Une quarantaine de réformes de la Charte fondamentale ont été menées [depuis sa promulgation]. Elles ont terminé, par exemple, avec des éléments comme la figure des sénateurs désignés [par l'exécutif] ou le système électoral binominal, mais elles ne remirent pas en cause un modèle articulé sur la base de postulats néolibéraux que les gouvernements de centre-gauche n'ont pas non plus remis en question.
Ce modèle est-il déjà mort ou survivra-t'il, mais il est clairement sur les cordes, dans le sens où les gens veulent des niveaux d'égalité plus élevés, et ce modèle, tel qu'il a été mis en œuvre au Chili, n'a pas été en mesure de produire rapidement cette diminution des inégalités que les gens attendaient.
Patricio Navia, sociologue et politologue chilien, professeur à l'Université de New York et à l'Université Diego Portales de Santiago, estime que les réformes sont nécessaires, mais soutient l'option de rejeter la rédaction d'une nouvelle Constitution, estimant que «cette idée de commencer par une page blanche est quelque peu dangereuse et inutile».
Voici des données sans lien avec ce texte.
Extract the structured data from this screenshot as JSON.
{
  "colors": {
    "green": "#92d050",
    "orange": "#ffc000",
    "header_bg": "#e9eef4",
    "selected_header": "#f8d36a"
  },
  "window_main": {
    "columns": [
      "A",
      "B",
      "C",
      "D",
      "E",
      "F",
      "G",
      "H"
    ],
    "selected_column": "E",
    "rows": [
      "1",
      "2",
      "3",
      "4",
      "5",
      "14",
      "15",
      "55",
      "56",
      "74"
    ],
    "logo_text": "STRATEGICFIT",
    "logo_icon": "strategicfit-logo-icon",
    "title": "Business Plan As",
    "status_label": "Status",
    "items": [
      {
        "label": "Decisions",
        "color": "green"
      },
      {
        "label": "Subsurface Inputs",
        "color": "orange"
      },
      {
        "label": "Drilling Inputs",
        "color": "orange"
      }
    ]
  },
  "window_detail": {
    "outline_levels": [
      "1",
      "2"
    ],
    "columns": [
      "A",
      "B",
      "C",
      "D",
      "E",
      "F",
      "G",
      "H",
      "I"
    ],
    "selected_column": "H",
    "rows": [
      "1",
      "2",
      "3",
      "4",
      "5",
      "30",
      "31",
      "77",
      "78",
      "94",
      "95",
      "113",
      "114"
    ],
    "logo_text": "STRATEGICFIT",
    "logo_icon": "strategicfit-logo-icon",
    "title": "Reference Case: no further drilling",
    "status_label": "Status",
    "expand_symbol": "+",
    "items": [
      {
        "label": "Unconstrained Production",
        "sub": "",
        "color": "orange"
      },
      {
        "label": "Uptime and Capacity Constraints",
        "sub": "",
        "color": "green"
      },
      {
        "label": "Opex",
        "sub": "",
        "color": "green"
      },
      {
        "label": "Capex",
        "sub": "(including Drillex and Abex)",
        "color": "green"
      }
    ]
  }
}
Selon Navia, les citoyens confondent la Constitution avec le chapitre sur les droits que les Chartes fondamentales contiennent généralement. «Les gens espèrent que la nouvelle Constitution améliorera leurs droits sociaux; ils associent la nouvelle Constitution à de meilleures retraites, une meilleure protection du système de santé, une meilleure qualité de l'éducation, moins d'abus, plus de droits des consommateurs», mais il souligne que ces droits dépendent dans une large mesure du développement économique: «Les gens du Chili croient à tort qu'en inscrivant des droits dans la Constitution, ces droits vont devenir réalité.»
Le problème est que la Constitution chilienne actuelle place les droits des particuliers, des acteurs économiques privés, au-dessus de l'intérêt public. Qu'elle a fait une protection totale de ces intérêts privés, d'accord avec les paramètres fondamentaux qui régissaient le Chili à l'époque de sa rédaction.
"Il me semble qu'il va y avoir une grande déception pour les gens qui espèrent très fortement que la nouvelle Constitution améliorera leurs pensions, alors qu'en réalité elle générera beaucoup d'incertitude pour les prochaines années, ce qui aura malheureusement un impact négatif sur la croissance économique", ajoute Navia. Et ette déception pourrait se transformer en plus de protestations, ou elle pourrait être canalisée vers l'élection de dirigeants autoritaires, comme cela s'est produit au Brésil.